Aucune institution ni aucun Think Tank ne peut produire « en chambre » l’explication des causes du chômage.

On comprend ainsi pourquoi aucun organisme de recherche ne pouvait à lui seul prendre en charge le sujet. L’échec, il y a 14 ans, de l’autosaisine du Conseil d’Orientation pour l’Emploi pour produire un « Rapport sur les causes du chômage », rapport laissé sans suite, aura été l’exception qui confirme la règle. Sans espace de discussions au sein d’une communauté de demandeurs d’explication issus de milieux économiques et sociaux variés, il est impossible de produire une explication pertinente.

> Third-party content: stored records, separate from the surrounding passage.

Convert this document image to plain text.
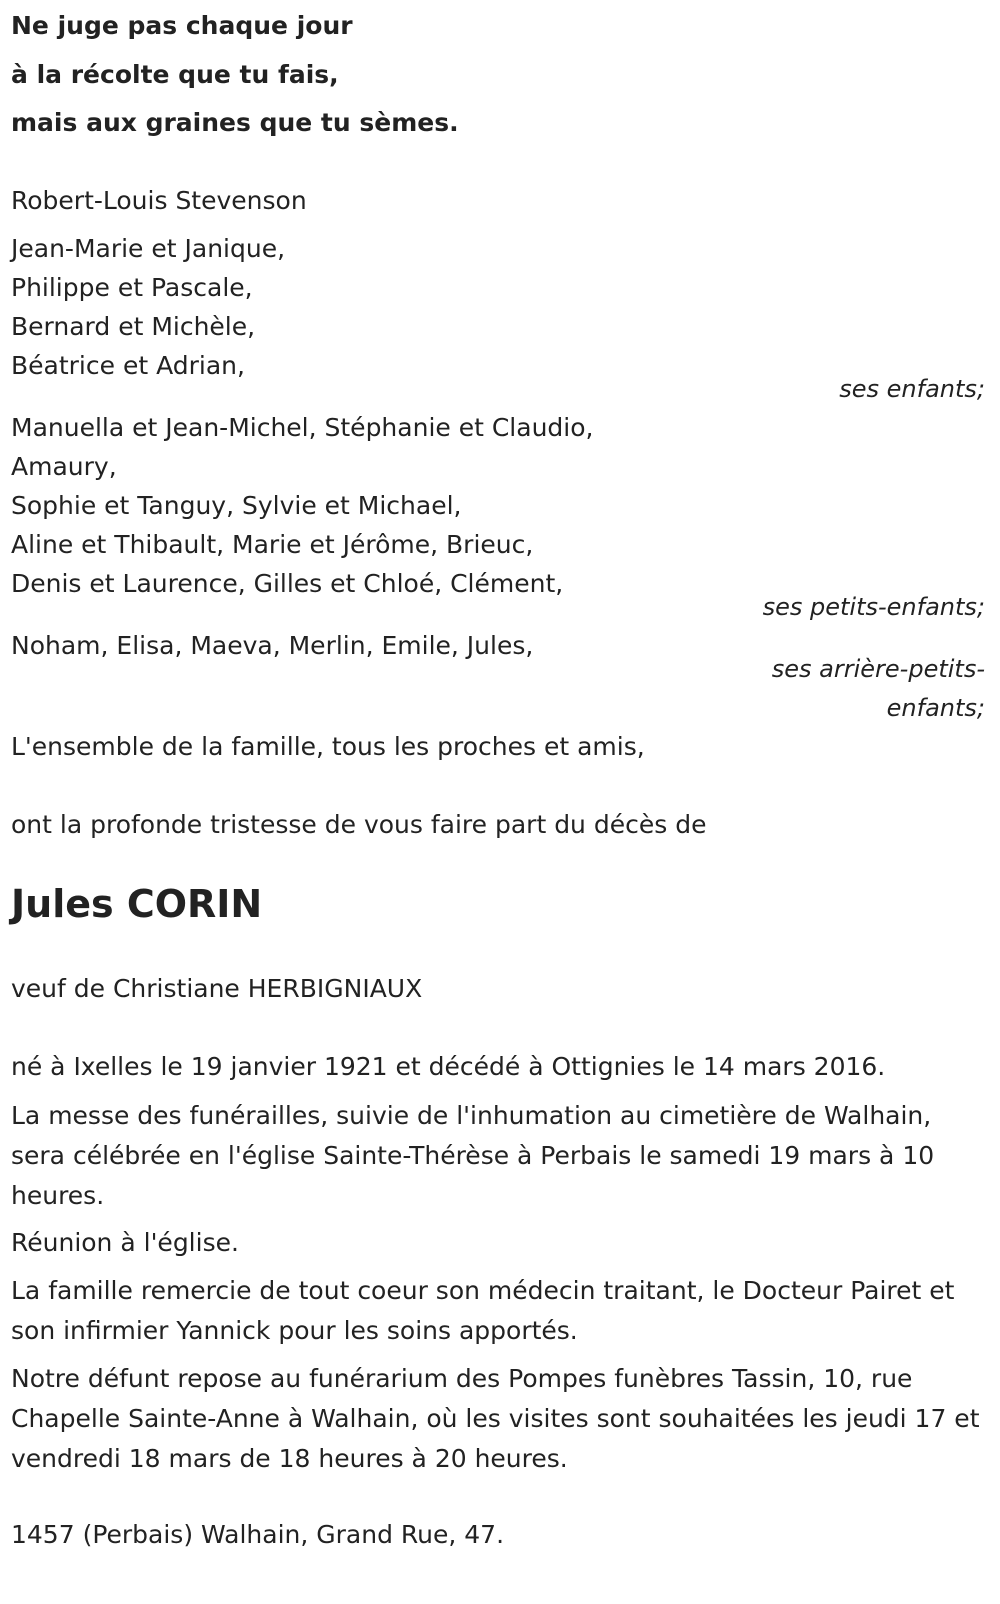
Ne juge pas chaque jour
à la récolte que tu fais,
mais aux graines que tu sèmes.
Robert-Louis Stevenson
Jean-Marie et Janique,
Philippe et Pascale,
Bernard et Michèle,
Béatrice et Adrian,
ses enfants;
Manuella et Jean-Michel, Stéphanie et Claudio,
Amaury,
Sophie et Tanguy, Sylvie et Michael,
Aline et Thibault, Marie et Jérôme, Brieuc,
Denis et Laurence, Gilles et Chloé, Clément,
ses petits-enfants;
Noham, Elisa, Maeva, Merlin, Emile, Jules,
ses arrière-petits-
enfants;
L'ensemble de la famille, tous les proches et amis,
ont la profonde tristesse de vous faire part du décès de
Jules CORIN
veuf de Christiane HERBIGNIAUX
né à Ixelles le 19 janvier 1921 et décédé à Ottignies le 14 mars 2016.
La messe des funérailles, suivie de l'inhumation au cimetière de Walhain, sera célébrée en l'église Sainte-Thérèse à Perbais le samedi 19 mars à 10 heures.
Réunion à l'église.
La famille remercie de tout coeur son médecin traitant, le Docteur Pairet et son infirmier Yannick pour les soins apportés.
Notre défunt repose au funérarium des Pompes funèbres Tassin, 10, rue Chapelle Sainte-Anne à Walhain, où les visites sont souhaitées les jeudi 17 et vendredi 18 mars de 18 heures à 20 heures.
1457 (Perbais) Walhain, Grand Rue, 47.
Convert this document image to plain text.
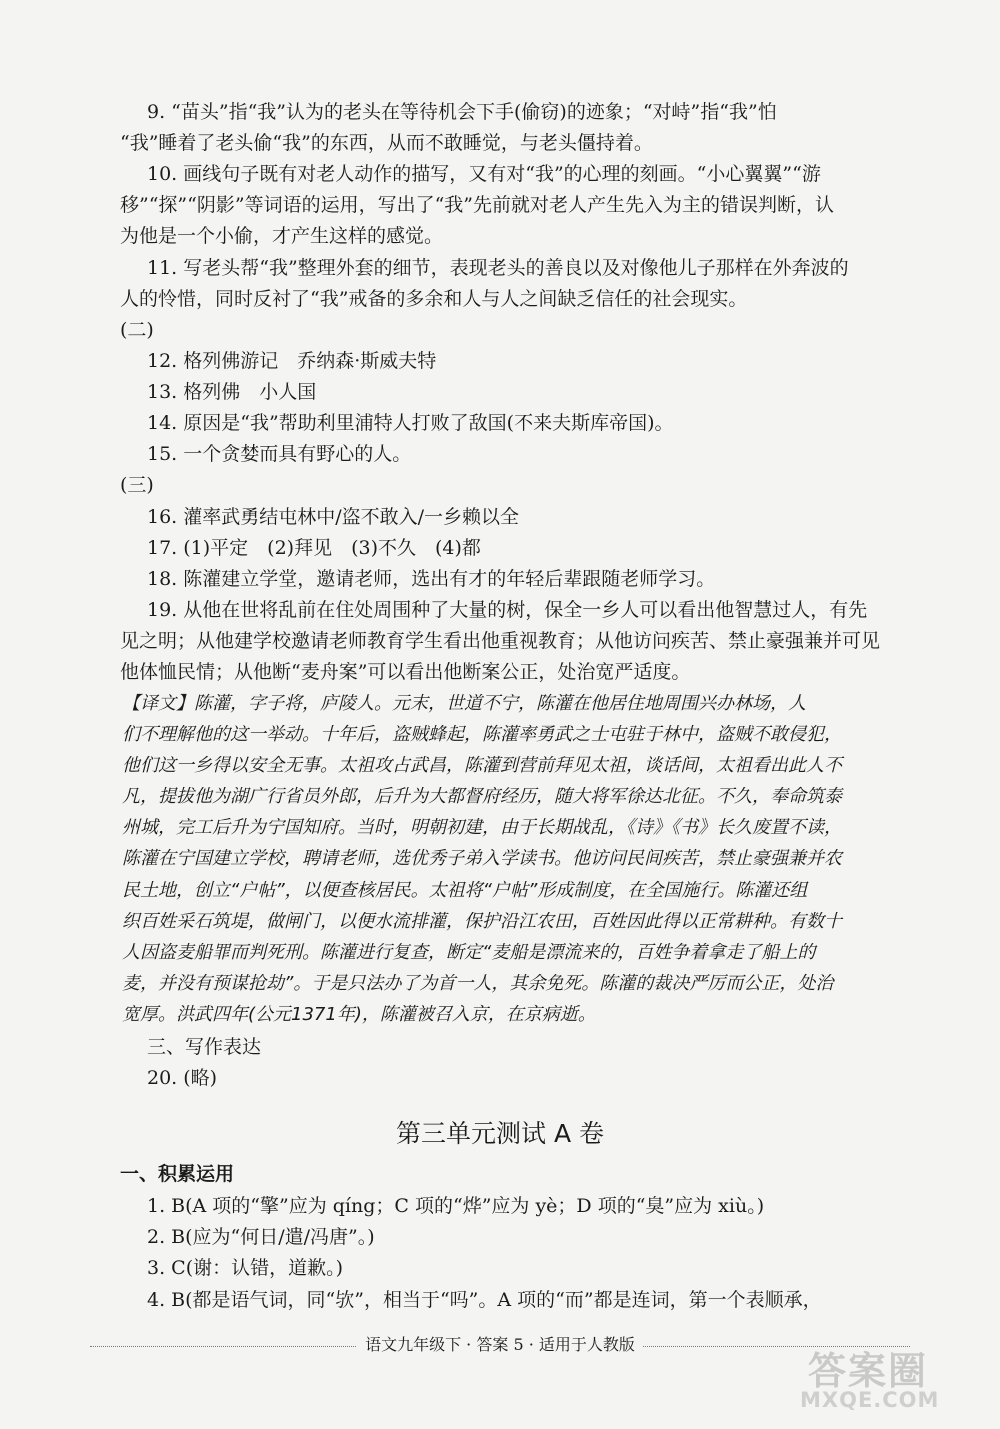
9. “苗头”指“我”认为的老头在等待机会下手(偷窃)的迹象；“对峙”指“我”怕
“我”睡着了老头偷“我”的东西，从而不敢睡觉，与老头僵持着。
10. 画线句子既有对老人动作的描写，又有对“我”的心理的刻画。“小心翼翼”“游
移”“探”“阴影”等词语的运用，写出了“我”先前就对老人产生先入为主的错误判断，认
为他是一个小偷，才产生这样的感觉。
11. 写老头帮“我”整理外套的细节，表现老头的善良以及对像他儿子那样在外奔波的
人的怜惜，同时反衬了“我”戒备的多余和人与人之间缺乏信任的社会现实。
(二)
12. 格列佛游记　乔纳森·斯威夫特
13. 格列佛　小人国
14. 原因是“我”帮助利里浦特人打败了敌国(不来夫斯库帝国)。
15. 一个贪婪而具有野心的人。
(三)
16. 灌率武勇结屯林中/盗不敢入/一乡赖以全
17. (1)平定　(2)拜见　(3)不久　(4)都
18. 陈灌建立学堂，邀请老师，选出有才的年轻后辈跟随老师学习。
19. 从他在世将乱前在住处周围种了大量的树，保全一乡人可以看出他智慧过人，有先
见之明；从他建学校邀请老师教育学生看出他重视教育；从他访问疾苦、禁止豪强兼并可见
他体恤民情；从他断“麦舟案”可以看出他断案公正，处治宽严适度。
【译文】陈灌，字子将，庐陵人。元末，世道不宁，陈灌在他居住地周围兴办林场，人
们不理解他的这一举动。十年后，盗贼蜂起，陈灌率勇武之士屯驻于林中，盗贼不敢侵犯，
他们这一乡得以安全无事。太祖攻占武昌，陈灌到营前拜见太祖，谈话间，太祖看出此人不
凡，提拔他为湖广行省员外郎，后升为大都督府经历，随大将军徐达北征。不久，奉命筑泰
州城，完工后升为宁国知府。当时，明朝初建，由于长期战乱，《诗》《书》长久废置不读，
陈灌在宁国建立学校，聘请老师，选优秀子弟入学读书。他访问民间疾苦，禁止豪强兼并农
民土地，创立“户帖”，以便查核居民。太祖将“户帖”形成制度，在全国施行。陈灌还组
织百姓采石筑堤，做闸门，以便水流排灌，保护沿江农田，百姓因此得以正常耕种。有数十
人因盗麦船罪而判死刑。陈灌进行复查，断定“麦船是漂流来的，百姓争着拿走了船上的
麦，并没有预谋抢劫”。于是只法办了为首一人，其余免死。陈灌的裁决严厉而公正，处治
宽厚。洪武四年(公元1371年)，陈灌被召入京，在京病逝。
三、写作表达
20. (略)
第三单元测试 A 卷
一、积累运用
1. B(A 项的“擎”应为 qíng；C 项的“烨”应为 yè；D 项的“臭”应为 xiù。)
2. B(应为“何日/遣/冯唐”。)
3. C(谢：认错，道歉。)
4. B(都是语气词，同“欤”，相当于“吗”。A 项的“而”都是连词，第一个表顺承，
语文九年级下 · 答案 5 · 适用于人教版
答案圈
MXQE.COM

Pour sa part, l’association DPCC fait évoluer régulièrement un cahier des charges à destination de futurs producteurs d’explication. Ce cahier des charges synthétise les questions des premiers demandeurs d’explications et propose une méthode optionnelle garantissant la production d’une explication consistante dans un délai raisonnable. La version 2022 du projet de cahier des charges a été actualisée en février.

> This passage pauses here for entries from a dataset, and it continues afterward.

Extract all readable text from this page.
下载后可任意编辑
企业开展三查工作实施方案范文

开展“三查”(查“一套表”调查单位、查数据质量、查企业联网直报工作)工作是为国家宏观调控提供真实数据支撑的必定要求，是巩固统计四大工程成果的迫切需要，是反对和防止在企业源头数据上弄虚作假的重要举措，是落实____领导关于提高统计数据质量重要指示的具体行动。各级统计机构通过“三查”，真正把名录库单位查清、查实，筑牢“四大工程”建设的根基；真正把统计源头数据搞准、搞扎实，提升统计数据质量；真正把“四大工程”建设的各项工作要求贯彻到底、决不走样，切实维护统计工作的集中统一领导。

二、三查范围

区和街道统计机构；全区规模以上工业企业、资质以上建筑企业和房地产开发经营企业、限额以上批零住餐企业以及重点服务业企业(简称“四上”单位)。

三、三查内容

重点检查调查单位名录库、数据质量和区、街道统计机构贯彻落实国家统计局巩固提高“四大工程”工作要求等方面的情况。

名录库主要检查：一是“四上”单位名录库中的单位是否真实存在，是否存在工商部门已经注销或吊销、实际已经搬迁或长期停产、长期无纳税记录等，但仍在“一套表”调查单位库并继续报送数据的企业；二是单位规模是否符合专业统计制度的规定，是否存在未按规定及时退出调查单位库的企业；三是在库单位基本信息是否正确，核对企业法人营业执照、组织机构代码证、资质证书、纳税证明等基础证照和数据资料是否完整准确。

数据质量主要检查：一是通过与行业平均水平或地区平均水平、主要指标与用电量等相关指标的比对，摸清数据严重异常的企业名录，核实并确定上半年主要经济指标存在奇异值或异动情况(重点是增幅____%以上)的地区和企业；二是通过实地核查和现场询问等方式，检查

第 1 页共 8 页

Mobiliser différents collèges de demandeurs d’explications

L’association DPCC souhaite désormais ouvrir de nouveaux espaces de discussions et d’échanges, car c’est là finalement le principal obstacle à lever : si nous souhaitons partager l’explication des causes du chômage, qui doit se ranger derrière le « nous » ? Toutes celles et ceux qui ont connu le marché du travail en France ? Les demandeurs d’emploi ? Les associations d’aide aux chômeurs ? Les membres de la convention citoyenne pour le climat déjà tirées au sort ? Des « citoyens lambda » ? Les députés ? Les sénateurs ? L’ensemble des membres du Conseil Economique, Social et Environnemental ? Uniquement les membres de sa section travail et emploi ? Des experts du monde de l’emploi et de la formation qui souhaiteraient participer intuitu personae ? Les acteurs du dialogue social interprofessionnel ? Ceux du dialogue social par branche ? Les maisons de l’emploi ?

Différentes pistes sont possibles pour construire des collectifs de demandeurs d’explication et organiser la relation entre demandeurs et producteurs d’explications. Nous suggérons en particulier la formation de différents collèges de demandeurs d’explication, une organisation inter-collèges se chargeant d’intégrer l’ensemble des attentes de demandeurs d’explications à destination de futurs producteurs d’explications dans une nouvelle version de cahier des charges.

Retricoter le tissu social de la nation

Même si on ne peut espérer une explication des causes du chômage « chimiquement pure », la construction d’un collectif de demandeurs d’explication s’appuyant sur une base sociale large et diversifiée sera indispensable pour légitimer les critères et donc la sélection des explications les plus pertinentes parmi l’infinité des explications possibles.

Le processus évidemment ne sera pas neutre : placée en dehors des débats sur les « solutions », la recherche d’un diagnostic partagé sur les causes du chômage est aussi une opportunité pour inscrire l’emploi dans un enjeu de recherche de l’intérêt général, pour redonner de la substance au rôle des corps intermédiaires, et pour surmonter la défiance entre experts et citoyens. Une opportunité aussi pour démontrer aux autres pays la possibilité de retricoter le tissu social de toute nation, sans chercher des boucs émissaires.